The Super Levy can not be paid in advance so must always be accrued to ensure it is accounted in the correct year.
BGL have previously received the following confirmation from the ATO:
· The levy is still deductible.
· The deduction applies for the financial year
it is paid.
Thanks, but still ambiguous:
. FY in which it is paid, or
. FY for which it is paid?
The accompanying table is also ambiguous.
“SMSF Annual Return 2016, Levy $259, Year of Levy 2017 only” does not specify in which year the Levy is to be accounted.
I could read that as “Year of Levy 2017” being FY in which paid, FY 2016 being the year in which the Levy, paid in FY 2017, is accounted.

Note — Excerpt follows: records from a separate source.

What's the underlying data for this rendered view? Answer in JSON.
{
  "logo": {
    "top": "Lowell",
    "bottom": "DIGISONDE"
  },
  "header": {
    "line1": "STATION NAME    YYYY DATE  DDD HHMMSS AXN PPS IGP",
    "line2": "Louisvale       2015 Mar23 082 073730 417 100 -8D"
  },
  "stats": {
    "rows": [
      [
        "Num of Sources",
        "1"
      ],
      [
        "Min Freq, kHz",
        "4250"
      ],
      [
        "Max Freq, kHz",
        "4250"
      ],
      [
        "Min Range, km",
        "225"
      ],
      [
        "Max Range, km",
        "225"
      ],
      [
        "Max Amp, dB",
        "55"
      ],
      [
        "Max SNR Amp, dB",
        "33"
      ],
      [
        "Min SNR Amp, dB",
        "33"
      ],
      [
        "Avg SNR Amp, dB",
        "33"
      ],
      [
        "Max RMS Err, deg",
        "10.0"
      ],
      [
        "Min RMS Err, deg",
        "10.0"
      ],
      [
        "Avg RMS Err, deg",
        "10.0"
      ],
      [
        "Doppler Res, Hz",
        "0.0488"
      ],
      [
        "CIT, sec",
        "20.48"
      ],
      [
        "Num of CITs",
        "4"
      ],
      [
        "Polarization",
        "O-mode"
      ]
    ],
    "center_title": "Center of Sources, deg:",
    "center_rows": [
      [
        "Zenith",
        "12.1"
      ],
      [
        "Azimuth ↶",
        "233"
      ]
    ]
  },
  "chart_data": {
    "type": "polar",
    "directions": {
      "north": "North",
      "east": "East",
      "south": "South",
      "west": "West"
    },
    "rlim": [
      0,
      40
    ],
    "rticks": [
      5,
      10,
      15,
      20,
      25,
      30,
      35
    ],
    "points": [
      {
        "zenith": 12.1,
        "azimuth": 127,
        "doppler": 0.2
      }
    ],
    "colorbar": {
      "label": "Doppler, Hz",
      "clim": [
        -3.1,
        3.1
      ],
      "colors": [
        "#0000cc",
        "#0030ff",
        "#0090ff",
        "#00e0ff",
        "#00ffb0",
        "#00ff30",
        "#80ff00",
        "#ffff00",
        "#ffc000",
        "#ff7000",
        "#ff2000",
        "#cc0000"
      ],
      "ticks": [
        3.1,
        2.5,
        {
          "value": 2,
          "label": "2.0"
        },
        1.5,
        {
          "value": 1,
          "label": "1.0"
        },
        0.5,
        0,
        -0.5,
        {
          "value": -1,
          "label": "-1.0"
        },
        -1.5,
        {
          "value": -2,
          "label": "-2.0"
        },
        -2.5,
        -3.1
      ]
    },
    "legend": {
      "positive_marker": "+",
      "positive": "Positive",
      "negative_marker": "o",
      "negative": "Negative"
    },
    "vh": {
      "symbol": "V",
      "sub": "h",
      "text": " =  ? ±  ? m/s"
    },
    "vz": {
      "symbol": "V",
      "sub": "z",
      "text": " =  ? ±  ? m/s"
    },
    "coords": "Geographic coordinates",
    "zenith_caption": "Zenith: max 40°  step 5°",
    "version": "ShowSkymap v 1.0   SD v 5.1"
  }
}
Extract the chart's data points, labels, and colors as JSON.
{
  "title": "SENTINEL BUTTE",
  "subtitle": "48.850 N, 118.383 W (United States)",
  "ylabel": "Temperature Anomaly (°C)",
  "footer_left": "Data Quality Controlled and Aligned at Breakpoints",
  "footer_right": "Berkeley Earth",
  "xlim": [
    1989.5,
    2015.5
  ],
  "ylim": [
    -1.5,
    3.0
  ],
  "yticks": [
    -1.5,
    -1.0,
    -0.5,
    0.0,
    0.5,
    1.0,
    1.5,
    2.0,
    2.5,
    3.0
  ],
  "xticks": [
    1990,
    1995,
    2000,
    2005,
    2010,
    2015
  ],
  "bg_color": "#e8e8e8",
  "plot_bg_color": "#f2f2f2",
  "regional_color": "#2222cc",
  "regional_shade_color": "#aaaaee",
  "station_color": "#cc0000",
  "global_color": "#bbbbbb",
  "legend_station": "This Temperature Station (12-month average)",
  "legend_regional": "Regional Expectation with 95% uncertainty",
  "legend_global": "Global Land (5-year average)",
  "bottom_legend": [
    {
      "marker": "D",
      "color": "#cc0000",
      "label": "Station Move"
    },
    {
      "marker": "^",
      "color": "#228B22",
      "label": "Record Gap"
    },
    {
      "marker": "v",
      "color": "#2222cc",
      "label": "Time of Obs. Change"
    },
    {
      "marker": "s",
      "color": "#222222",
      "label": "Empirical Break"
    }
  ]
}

The table being about “bringing forward” the Levy by one year, the FY 2017 fee being accounted in FY2016.
I’m loath to ask ATO as I might obtain a random response.
Deductible WHEN it is paid.
There are unfortunately cases where people are many years behind in lodgement and payment. It is only deductible when it is paid.
The legislation amendment makes it clear it’s not accrued…
5(2) The levy for a year of income is due and payable on the return lodgement day for the preceding year of income.
Wow, an Auditor demanding that it gets accrued. I know that most auditors will turn a blind eye to people still accruing but to insist that it is accrued indicates his/her knowledge is out of date.
Thanks for the reply.
The linked document:
Superannuation (Self Managed Superannuation Funds) Supervisory Levy Imposition Amendment Regulation 2013 (No. 1)
“No longer in force”
Date of repeal 02 Jul 2013
The BGL document:
“ The payment of the SMSF levy will be brought forward so it is levied and collected in the same financial year.”
and has a table showing:
The Super Levy is a tax which affects the tax payable
for the year . for which it is paid
after deductions and tax, including Super Levy, are allocated to members.
I have taken that to mean that taxes, including Super Levy, for FYxxxx are subtracted from the earnings of FYxxxx and the net earnings of FYxxxx are allocated to the member’s balances.
Thus Super Levy for FYxxxx, paid in FYxxxx+1, must be accrued to FYxxxx so that the correct tax and members balances for FYxxxx are calculated?
Where the Super Levy for FYxxxx and FYxxxx+1 are the same quantity then it matters not.
But where they are different or the fund is new, having not paid Super Levy in FYxxxx-1, not accruing produces an incorrect result.